3. Pourquoi les parcs d’activités sont-ils compatibles avec la loi ZAN ?
L’immobilier d’entreprise en Occitanie : un marché en mutation
Collectivités et entreprises : deux publics, un même enjeu
L’immobilier d’entreprise en Occitanie se situe au croisement de deux logiques. D’un côté, les collectivités locales cherchent à développer leur offre économique tout en respectant les objectifs de sobriété foncière. De l’autre, les entreprises ont besoin de locaux fonctionnels, accessibles et conformes à leurs exigences opérationnelles.
Frédéric Sartorelli intervient à cette intersection. Son rôle chez AXDEV consiste à concevoir des opérations qui satisfont ces deux parties prenantes : des projets qui créent de la valeur économique pour le territoire sans consommer de foncier de manière disproportionnée, et qui offrent aux entreprises des conditions d’implantation de qualité.
Fort de 25 ans d’expérience dans l’immobilier et la construction, il s’appuie sur une double compétence technique et financière pour dialoguer avec les élus, les services d’urbanisme, les investisseurs et les dirigeants d’entreprise.
Le marché de l’immobilier d’entreprise en Occitanie traverse une période de mutation structurelle. La pression foncière autour de Toulouse, combinée aux nouvelles exigences réglementaires, oblige les opérateurs à repenser leurs modèles. Les communes de taille intermédiaire, qui disposent encore de foncier mobilisable, deviennent des territoires stratégiques pour l’implantation d’activités économiques.
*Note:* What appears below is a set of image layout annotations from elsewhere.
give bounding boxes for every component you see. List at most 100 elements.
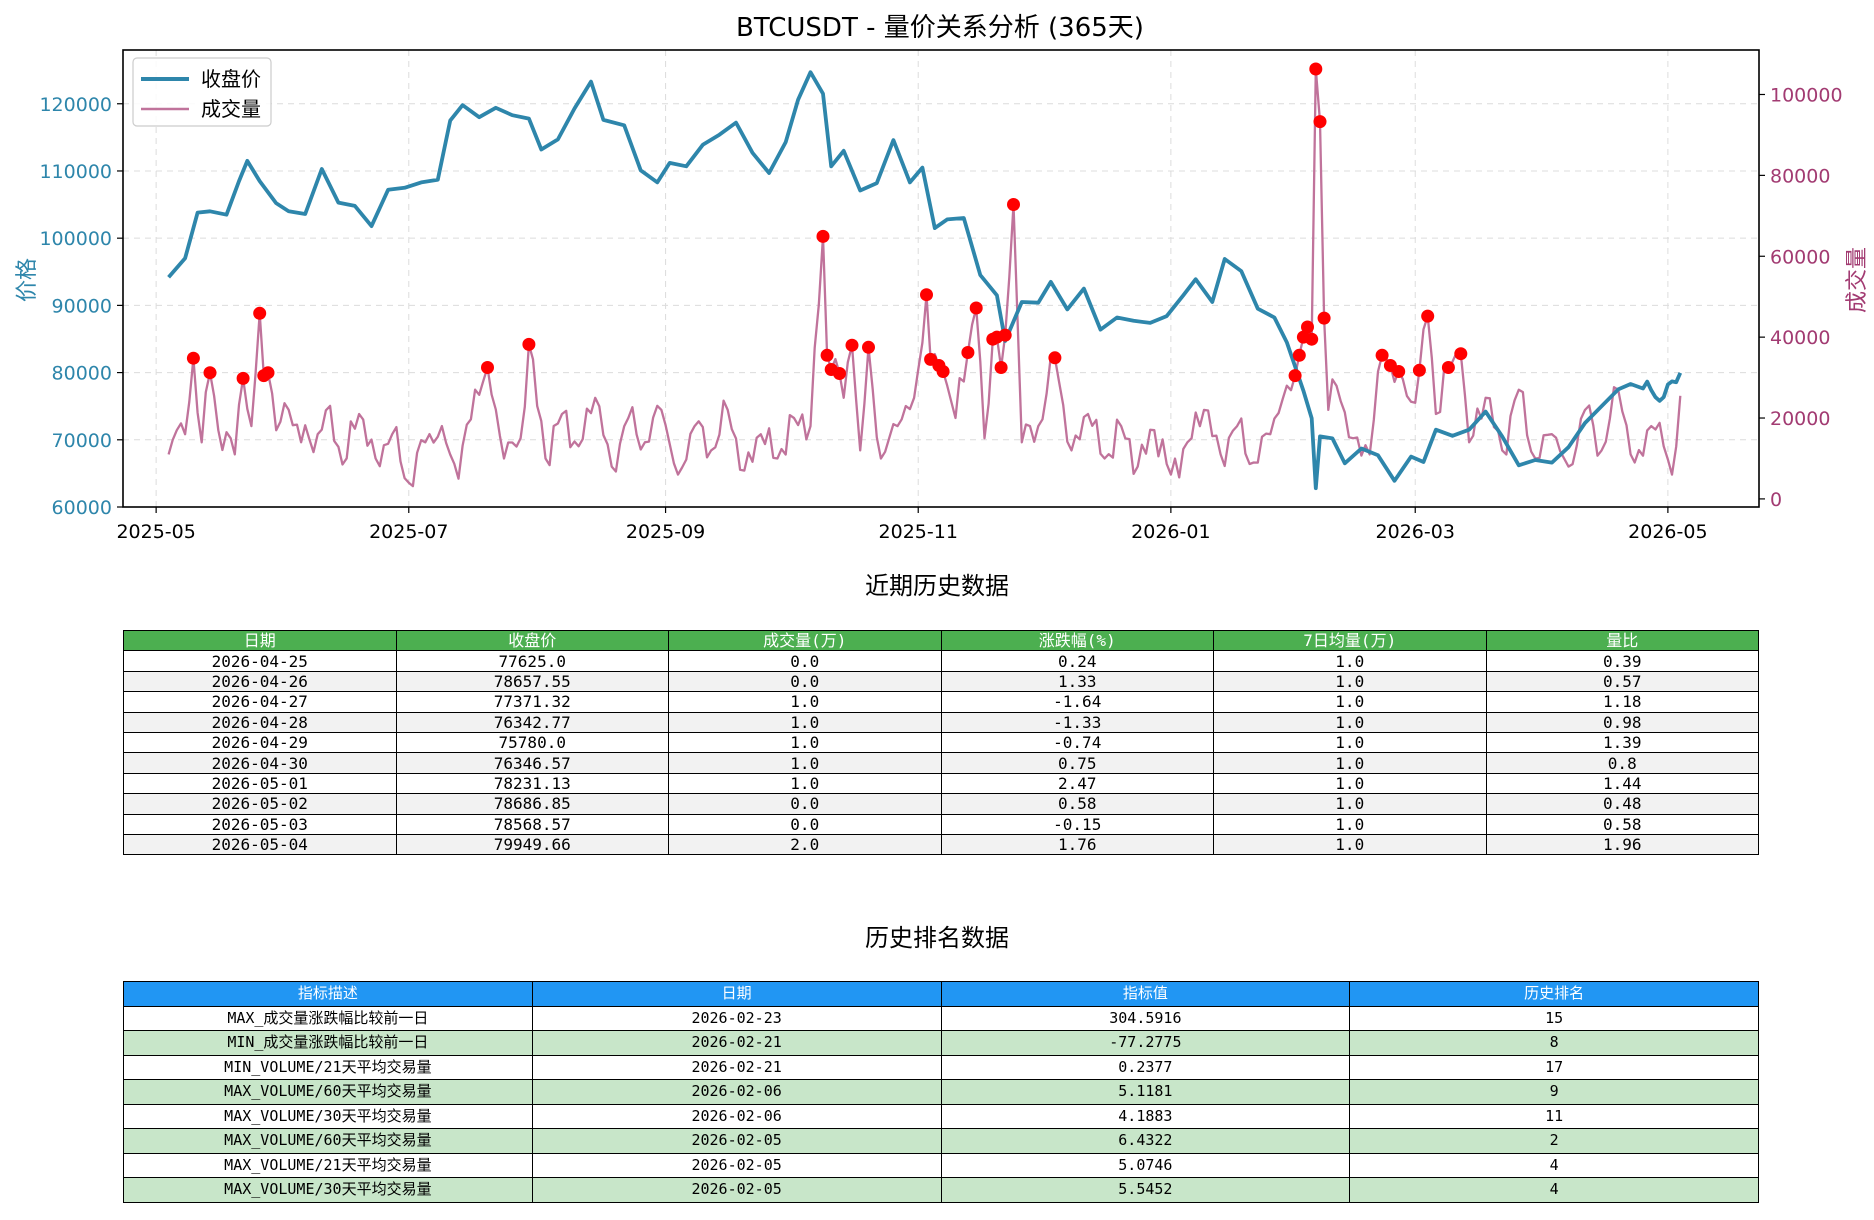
legend: 收盘价 成交量 [132,57,272,127]
table-row: 2026-04-26 78657.55 0.0 1.33 1.0 0.57 [123,670,1759,693]
table-cell: 2026-05-02 [123,793,397,815]
x-tick-label: 2025-11 [879,521,958,543]
y-tick-label: 120000 [39,94,112,116]
table-row: 2026-04-27 77371.32 1.0 -1.64 1.0 1.18 [123,691,1759,713]
table-cell: 1.0 [1213,650,1487,672]
table-cell: MAX_VOLUME/30天平均交易量 [123,1177,533,1203]
table-cell: 4 [1349,1152,1759,1178]
table-cell: 1.0 [1213,711,1487,733]
volume-spike-point [845,338,859,352]
table-cell: 1.76 [940,833,1214,856]
x-tick-label: 2026-03 [1376,521,1455,543]
table-cell: MAX_VOLUME/60天平均交易量 [123,1079,533,1105]
volume-line [167,67,1682,488]
y-tick-label: 80000 [52,363,112,385]
table-row: 2026-04-30 76346.57 1.0 0.75 1.0 0.8 [123,752,1759,774]
table-row: MAX_VOLUME/21天平均交易量 2026-02-05 5.0746 4 [123,1152,1759,1178]
volume-spike-point [261,366,275,380]
table-cell: 76342.77 [395,711,669,733]
y-tick-label: 100000 [39,228,112,250]
table-cell: 4 [1349,1177,1759,1203]
table-cell: 1.0 [668,772,942,795]
table-cell: 1.0 [668,731,942,754]
volume-spike-point [1313,115,1327,129]
table-cell: 8 [1349,1030,1759,1056]
volume-spike-point [186,351,200,365]
y2-tick-label: 0 [1770,489,1782,511]
table-cell: 1.0 [1213,752,1487,774]
volume-spike-point [969,301,983,315]
table-cell: -0.15 [940,813,1214,835]
column-header: 日期 [531,981,942,1007]
table-cell: 2026-02-05 [531,1152,942,1178]
table-cell: 11 [1349,1103,1759,1129]
table-cell: 2026-05-04 [123,833,397,856]
table-row: 2026-05-01 78231.13 1.0 2.47 1.0 1.44 [123,772,1759,795]
table-cell: 76346.57 [395,752,669,774]
table-cell: 1.44 [1485,772,1759,795]
volume-spike-point [820,348,834,362]
volume-spike-point [1421,309,1435,323]
y-tick-label: 70000 [52,430,112,452]
volume-spike-point [1441,361,1455,374]
volume-spike-point [1392,365,1406,378]
table-cell: 1.0 [1213,772,1487,795]
table-cell: 0.8 [1485,752,1759,774]
table-cell: 0.58 [940,793,1214,815]
table-cell: 2026-05-03 [123,813,397,835]
table-cell: -1.33 [940,711,1214,733]
table-cell: 1.0 [668,711,942,733]
table-cell: 0.0 [668,670,942,693]
table-row: MAX_VOLUME/60天平均交易量 2026-02-06 5.1181 9 [123,1079,1759,1105]
table-row: 2026-05-04 79949.66 2.0 1.76 1.0 1.96 [123,833,1759,856]
table-row: MAX_VOLUME/30天平均交易量 2026-02-05 5.5452 4 [123,1177,1759,1203]
recent-history-table: 日期 收盘价 成交量(万) 涨跌幅(%) 7日均量(万) 量比 2026-04-25 776… [123,629,1759,856]
table-row: MAX_VOLUME/30天平均交易量 2026-02-06 4.1883 11 [123,1103,1759,1129]
table-cell: 1.0 [1213,793,1487,815]
table-cell: MAX_成交量涨跌幅比较前一日 [123,1005,533,1031]
table-cell: MIN_VOLUME/21天平均交易量 [123,1054,533,1080]
table-cell: 75780.0 [395,731,669,754]
volume-spike-point [1301,320,1314,334]
table-cell: 1.18 [1485,691,1759,713]
table-cell: 15 [1349,1005,1759,1031]
volume-spike-point [522,337,536,351]
price-line [167,70,1683,491]
table-cell: 1.39 [1485,731,1759,754]
volume-spike-point [1412,363,1426,377]
table-cell: 2026-04-29 [123,731,397,754]
table-header-row: 指标描述 日期 指标值 历史排名 [123,981,1759,1007]
volume-spike-point [998,328,1012,342]
volume-spike-point [994,361,1008,374]
table-cell: 2026-04-28 [123,711,397,733]
table-row: 2026-04-29 75780.0 1.0 -0.74 1.0 1.39 [123,731,1759,754]
volume-spike-point [862,340,875,354]
history-rank-table: 指标描述 日期 指标值 历史排名 MAX_成交量涨跌幅比较前一日 2026-02-23 3… [123,981,1759,1203]
table-cell: 78657.55 [395,670,669,693]
table-cell: 6.4322 [940,1128,1351,1154]
column-header: 日期 [123,629,397,652]
volume-spike-point [1317,311,1331,325]
x-tick-label: 2025-07 [369,521,448,543]
recent-table-title: 近期历史数据 [865,572,1009,600]
table-cell: 0.0 [668,813,942,835]
table-cell: 2.0 [668,833,942,856]
volume-layer [167,67,1682,488]
table-cell: 2026-02-06 [531,1079,942,1105]
table-header-row: 日期 收盘价 成交量(万) 涨跌幅(%) 7日均量(万) 量比 [123,629,1759,652]
y-tick-label: 110000 [39,161,112,183]
volume-spike-point [236,371,250,385]
table-cell: 2026-02-05 [531,1177,942,1203]
x-tick-label: 2025-05 [116,521,195,543]
y2-tick-label: 60000 [1770,246,1830,268]
y-axis-left: 60000 70000 80000 90000 100000 110000 120000 [39,94,123,519]
table-cell: 1.0 [1213,691,1487,713]
x-tick-label: 2026-05 [1628,521,1707,543]
table-cell: -77.2775 [940,1030,1351,1056]
volume-spike-point [481,361,494,374]
table-cell: 2026-04-26 [123,670,397,693]
table-row: MIN_成交量涨跌幅比较前一日 2026-02-21 -77.2775 8 [123,1030,1759,1056]
volume-spike-point [253,306,267,320]
chart-title: BTCUSDT - 量价关系分析 (365天) [736,13,1144,43]
table-cell: 79949.66 [395,833,669,856]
C’est dans ce contexte que Frédéric Sartorelli développe les opérations d’AXDEV et d’AXTOM Développement. Les parcs d’activités en cours de montage, répartis entre la périphérie toulousaine, le Lot et le Gers, illustrent cette stratégie de maillage territorial. Chaque projet est conçu pour répondre à la demande locale tout en s’inscrivant dans les objectifs de sobriété foncière définis par la loi ZAN.
Les mois à venir confirmeront si cette approche, fondée sur la densification raisonnée, la qualité environnementale et l’écoute terrain, constitue un modèle durable pour le développement immobilier en Occitanie. Les premiers signaux, tant du côté des collectivités que des entreprises, vont dans ce sens.